Le coordonnateur général du Centre de Recherche en Finances Publiques et Développement Local (CREFDL), Valery Madianga a exprimé ses préoccupations concernant l’absence de crédibilité budgétaire et de transparence des marchés publics effectués dans le cadre du processus électoral du 20 décembre 2023. Il a partagé ses observations lors de son intervention à l'atelier d'analyse et d'évaluation des élections présidentielle, législatives nationales et provinciales, ainsi que des conseillers communaux, qui a eu lieu le mercredi 6 mars 2024, dans la Salle Kundelungu du bâtiment administratif du ministère de l'Intérieur, situé sur le Boulevard Triomphal à Kinshasa.
Invité par la plateforme Agir pour des Elections Transparentes et Apaisées (AETA), une Plate-forme des ONG de la Société Civile dotée de la personnalité juridique, Valéry Madianga, expert en suivi et contrôle budgétaire, a pris la parole comme sixième intervenant lors de l'analyse et l'évaluation, ayant pour thème général "Renforcement du caractère démocratique et apaisé des opérations du processus électoral 2022-2027". Le Coordinateur du CREFDL un exposé sur la question de la "crédibilité budgétaire et transparence des marchés publics".
Faits constatés
L'analyse comparative des fonds alloués aux opérations électorales en République démocratique du Congo, présentée par le CREFDL, soulève des doutes quant à la fiabilité des prévisions établies par la Commission Électorale Nationale Indépendante (CENI). Ce, en raison de l'absence d'un débat public au Parlement et du contrôle exercé par la Cour des Comptes.
Concernant la gestion budgétaire, Valéry Madianga a souligné que l’étude a constaté que les dépenses de la CENI ont enregistré une augmentation de 25,1% entre les deux cycles électoraux. De décembre 2021 à novembre 2023, le gouvernement a versé 1 091 479 898 $ à la CENI pour financer les opérations électorales. Par ailleurs, les fonds de la CENI ont été gardés dans des banques commerciales en lieu et place de la Banque Centrale du Congo, échappant ainsi au contrôle interne.
L’étude du CREFDL démontre aussi l’accroissement des effectifs du personnel de la CENI, qui est passé de 1 369 en 2020, sous la présidence de Corneille Naanga à 3 240 en 2022, après l'entrée en fonction du bureau actuel, ce qui représente une augmentation de 1 871 agents (soit 57,7%). "Le circuit de la dépense publique ne fonctionne pas. Les fonds publics sont toujours mis à sa disposition par des mécanismes opaques, notamment sans l'émission en amont des bons d'engagement, de la liquidation, de l'ordonnancement ni l'émission des OPI", a déclaré Valéry Madianga".
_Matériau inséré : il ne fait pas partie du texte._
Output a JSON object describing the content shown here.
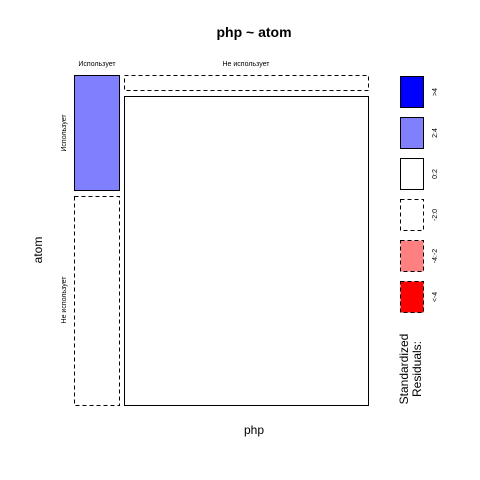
{
  "chart_data": {
    "type": "mosaic",
    "title": "php ~ atom",
    "xlabel": "php",
    "ylabel": "atom",
    "x_levels": [
      "Использует",
      "Не использует"
    ],
    "y_levels": [
      "Использует",
      "Не использует"
    ],
    "cells": [
      {
        "php": "Использует",
        "atom": "Использует",
        "residual_sign": "positive",
        "residual_class": "2:4",
        "fill": "#8080ff",
        "border": "solid"
      },
      {
        "php": "Использует",
        "atom": "Не использует",
        "residual_sign": "negative",
        "residual_class": "-2:0",
        "fill": "#ffffff",
        "border": "dashed"
      },
      {
        "php": "Не использует",
        "atom": "Использует",
        "residual_sign": "negative",
        "residual_class": "-2:0",
        "fill": "#ffffff",
        "border": "dashed"
      },
      {
        "php": "Не использует",
        "atom": "Не использует",
        "residual_sign": "positive",
        "residual_class": "0:2",
        "fill": "#ffffff",
        "border": "solid"
      }
    ],
    "legend": {
      "title_lines": [
        "Standardized",
        "Residuals:"
      ],
      "placement": "right",
      "entries": [
        {
          "label": ">4",
          "fill": "#0000ff",
          "border": "solid"
        },
        {
          "label": "2:4",
          "fill": "#8080ff",
          "border": "solid"
        },
        {
          "label": "0:2",
          "fill": "#ffffff",
          "border": "solid"
        },
        {
          "label": "-2:0",
          "fill": "#ffffff",
          "border": "dashed"
        },
        {
          "label": "-4:-2",
          "fill": "#ff8080",
          "border": "dashed"
        },
        {
          "label": "<-4",
          "fill": "#ff0000",
          "border": "dashed"
        }
      ]
    }
  }
}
A propos de la passation des marchés avec les prestataires internationaux, Valéry Madianga a souligné l'opacité et le manque de transparence. Il a noté que les marchés publics étaient souvent attribués sans appel d'offres compétitif”. De plus, les contrats conclus avec les prestataires internationaux manquent souvent de clarté et de précision quant aux obligations et aux livrables attendus. Il a également mentionné des cas présumés de surfacturation et de corruption dans les contrats conclus.
Solutions envisagées
Concluant son exposé, Valéry Madianga a présenté plusieurs recommandations pour améliorer la crédibilité budgétaire et la transparence des marchés publics dans le processus électoral. Il a suggéré une plus grande implication du Parlement dans l'examen et l'approbation du budget alloué aux opérations électorales, ainsi qu'un contrôle renforcé de la Cour des Comptes. Le basculement du Budget de la CENI de moyen terme au budget-programme devrait être une priorité pour une gestion axée sur les résultats, a-t-il martelé.
Le Coordinateur du CREFDL a aussi invité les organisations de la société civile à réfléchir sur l’avenir de la CENI au regard de la mauvaise gestion des fonds qui se pérennise. S’agissant la passation des marchés publics, ce dernier a insisté sur l'implémentation du système intégré des marchés publics pour accroître la transparence des opérations électorales. Pour le CREFDL, la loi organique de la CENI doit être revisitée pour intégrer les mécanismes de transparence et de redevabilité financière, la lutte contre la corruption de l’agent électoral et le code de bonne conduite.
Le CREFDL a saisi l’occasion pour annoncer qu’elle prépare une note technique assortie des réformes importantes, qui seront versées au Parlement et à d’autres parties prenantes.